Improvements were also seen at Blender – though not that huge.

Content Creation

At Procyon’s automated Photoshop benchmark, the 6000 MT/s profile clearly beats the JEDEC standard by about 5.7%.

We also saw gains from Lightroom’s batch processing benchmark but it is somewhat negligible at a 2.1% improvement over an average of three runs.

An average of 4.9% improvement could be had with Premier Pro at 6000 MT/s vs 4800 MT/s.


A 3.1% improvement could be had with Microsoft Word based on the PCMark 10 Application benchmark.

While definitely an improvement, what we got at the Excel benchmark isn’t exactly what I would call tangible.

Now PowerPoint is where the JEDEC spec outshined the “faster” 6000 MT/s profile – actually by 9.5%.


The FURY Beast at 6000 MT/s is back with a lead of 8.3% at WinRAR, which is what I expected (performance, not the lead) due to its throughput savvy nature.

7-Zip is yet another benchmark where the 6000 MT/s profile takes the lead – though not that far at 5.7%. It is worthy to note that the gain is from the compression benchmark – in contrast to the negligible decompression results.


Small they may seem, the gaming performance gained with the 6000 MT/s profile is enough to warrant the jump at Assetto Corsa, especially if we are looking at the 1% and 02.% percentile results.

The same thing could be said at Civilization VI but with even better gains.


Temperature output seems inline with other DDR5 memory kits I’ve tested in the past yet it is baffling that we got a lower idling thermal output with the overclocked modules – at just 46.85 ºC on average – when idling.

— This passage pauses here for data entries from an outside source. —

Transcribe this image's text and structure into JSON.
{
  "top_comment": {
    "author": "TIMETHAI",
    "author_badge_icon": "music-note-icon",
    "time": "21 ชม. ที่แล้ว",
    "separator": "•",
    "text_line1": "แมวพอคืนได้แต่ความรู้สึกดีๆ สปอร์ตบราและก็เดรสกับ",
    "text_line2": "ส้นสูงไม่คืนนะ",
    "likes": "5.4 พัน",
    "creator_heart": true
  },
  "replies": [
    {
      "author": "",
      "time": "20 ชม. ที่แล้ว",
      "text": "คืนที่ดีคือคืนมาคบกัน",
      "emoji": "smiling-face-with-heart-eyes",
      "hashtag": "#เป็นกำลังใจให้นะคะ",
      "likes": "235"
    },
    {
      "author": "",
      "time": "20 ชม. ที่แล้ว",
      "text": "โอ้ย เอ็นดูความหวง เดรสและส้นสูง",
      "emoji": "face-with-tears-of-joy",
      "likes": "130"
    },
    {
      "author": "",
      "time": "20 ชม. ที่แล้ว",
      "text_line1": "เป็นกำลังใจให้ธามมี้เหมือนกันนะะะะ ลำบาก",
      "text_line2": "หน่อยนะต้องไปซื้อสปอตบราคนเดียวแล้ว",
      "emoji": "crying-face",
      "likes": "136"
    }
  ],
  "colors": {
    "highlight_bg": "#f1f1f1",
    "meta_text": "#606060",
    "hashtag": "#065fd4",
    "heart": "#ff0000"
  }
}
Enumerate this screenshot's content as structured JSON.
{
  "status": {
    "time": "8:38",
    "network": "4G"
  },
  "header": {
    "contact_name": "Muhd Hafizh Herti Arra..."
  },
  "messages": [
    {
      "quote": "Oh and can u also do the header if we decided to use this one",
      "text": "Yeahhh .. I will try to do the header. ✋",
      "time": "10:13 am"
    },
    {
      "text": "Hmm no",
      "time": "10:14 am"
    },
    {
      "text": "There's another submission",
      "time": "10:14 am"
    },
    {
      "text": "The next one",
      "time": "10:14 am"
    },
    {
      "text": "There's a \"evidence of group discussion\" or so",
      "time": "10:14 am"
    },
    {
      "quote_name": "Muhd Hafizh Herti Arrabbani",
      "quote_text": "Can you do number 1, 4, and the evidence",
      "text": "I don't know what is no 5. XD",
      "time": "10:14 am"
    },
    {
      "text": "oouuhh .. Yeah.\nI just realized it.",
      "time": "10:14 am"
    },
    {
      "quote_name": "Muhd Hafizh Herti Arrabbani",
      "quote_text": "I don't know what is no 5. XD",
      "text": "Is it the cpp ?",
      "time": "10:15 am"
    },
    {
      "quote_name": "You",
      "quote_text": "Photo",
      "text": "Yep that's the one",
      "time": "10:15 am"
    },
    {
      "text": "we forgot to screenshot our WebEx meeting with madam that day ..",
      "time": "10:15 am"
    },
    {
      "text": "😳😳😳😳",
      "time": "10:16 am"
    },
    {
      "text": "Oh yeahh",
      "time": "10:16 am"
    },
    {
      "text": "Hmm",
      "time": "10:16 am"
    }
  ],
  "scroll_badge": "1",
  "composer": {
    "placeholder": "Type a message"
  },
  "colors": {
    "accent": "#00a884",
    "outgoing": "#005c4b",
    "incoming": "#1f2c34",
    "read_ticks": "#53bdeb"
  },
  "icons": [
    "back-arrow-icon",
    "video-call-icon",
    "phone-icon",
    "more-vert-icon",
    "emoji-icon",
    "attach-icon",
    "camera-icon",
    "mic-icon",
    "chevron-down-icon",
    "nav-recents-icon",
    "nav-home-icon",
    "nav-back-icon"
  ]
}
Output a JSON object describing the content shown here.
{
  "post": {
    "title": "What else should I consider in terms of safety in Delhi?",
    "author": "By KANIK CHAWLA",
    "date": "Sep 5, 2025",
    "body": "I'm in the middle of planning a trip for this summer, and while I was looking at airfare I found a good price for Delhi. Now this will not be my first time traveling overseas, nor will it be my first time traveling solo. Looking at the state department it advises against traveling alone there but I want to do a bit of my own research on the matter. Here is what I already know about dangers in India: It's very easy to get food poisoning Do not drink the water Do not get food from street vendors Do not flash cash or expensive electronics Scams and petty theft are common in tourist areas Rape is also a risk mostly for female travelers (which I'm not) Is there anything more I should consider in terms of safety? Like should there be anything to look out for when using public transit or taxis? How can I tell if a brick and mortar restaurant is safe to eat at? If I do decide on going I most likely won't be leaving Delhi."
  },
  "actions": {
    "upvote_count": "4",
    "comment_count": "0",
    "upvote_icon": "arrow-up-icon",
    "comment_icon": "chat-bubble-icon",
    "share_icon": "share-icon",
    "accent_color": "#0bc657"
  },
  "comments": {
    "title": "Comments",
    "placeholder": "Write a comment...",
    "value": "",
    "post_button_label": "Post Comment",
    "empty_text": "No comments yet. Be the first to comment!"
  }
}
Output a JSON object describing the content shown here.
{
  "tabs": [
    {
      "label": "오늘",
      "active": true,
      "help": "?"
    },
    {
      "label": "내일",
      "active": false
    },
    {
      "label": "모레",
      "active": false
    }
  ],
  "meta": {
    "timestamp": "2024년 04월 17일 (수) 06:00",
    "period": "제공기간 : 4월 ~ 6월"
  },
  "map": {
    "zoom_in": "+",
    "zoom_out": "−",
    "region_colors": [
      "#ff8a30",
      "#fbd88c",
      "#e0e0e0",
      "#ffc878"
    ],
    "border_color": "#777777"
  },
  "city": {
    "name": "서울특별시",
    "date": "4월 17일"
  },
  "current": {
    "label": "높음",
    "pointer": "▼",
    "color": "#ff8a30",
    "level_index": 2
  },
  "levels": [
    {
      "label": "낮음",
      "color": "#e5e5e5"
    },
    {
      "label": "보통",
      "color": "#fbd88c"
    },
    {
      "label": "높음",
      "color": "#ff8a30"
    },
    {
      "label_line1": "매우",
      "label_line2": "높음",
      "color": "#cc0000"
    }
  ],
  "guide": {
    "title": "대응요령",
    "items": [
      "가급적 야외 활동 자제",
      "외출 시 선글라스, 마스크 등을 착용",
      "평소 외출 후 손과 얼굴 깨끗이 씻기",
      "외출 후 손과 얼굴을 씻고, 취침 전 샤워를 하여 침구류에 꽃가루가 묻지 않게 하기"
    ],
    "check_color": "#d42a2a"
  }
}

Each memory modules will sip on average about 3.9 W at load with the overclocked profile. It also sits at 1.31 W on average when idling.

Final Thoughts

The Kingston FURY Beast DDR5 RGB in its 6000 MT/s model is a fast kit – like many that dwells around a similar specifications sheet. Got good results over all both with the available profiles on our benchmarks of choice and with a matching price tag to boot.

Now, we’ve tested it with an AMD Ryzen system which is definitely not its optimal platform – being an Intel XMP certified memory from the get go. This shouldn’t give you an impression that it is not compatible though, as brands like ASUS has their own methods (DOCP) to enable XMP profiles to work with other platforms. Still, it is at your best interest to buy a specific memory for your platform to ensure 100% compatibility. For reference, the AMD equivalent part number for this particular model in the FURY Beast DDR5 RGB line-up is the KF560C36BWEAK2-32.

Minor gripes aside, AMD’s Infinity Fabric worked its magic with the FURY Beast DDR5 RGB. DDR5-6000 is after all, the sweet spot for AMD memory overclocking – Zen 4 architecture considered.

At $169 USD, it is not hard to recommend the FURY Beast DDR5 RGB in its DDR5-6000 variant. A rock solid DDR5 memory kit with a lifetime warranty attached.

Kingston FURY Beast DDR5 RGB $169 USD
Superb Award

Product Name: Kingston FURY Beast DDR5 RGB

Product Description: Kingston FURY Beast DDR5 RGB lets you overclock in style on next-gen gaming platforms with cutting-edge technology. Experience the superior speed advancements of DDR5 with double the banks and double the burst length.

Brand: Kingston



The Kingston FURY Beast DDR5 RGB in its DDR5-6000 and dashing white variant is a good option if you are looking to jump into the latest Intel and AMD platforms.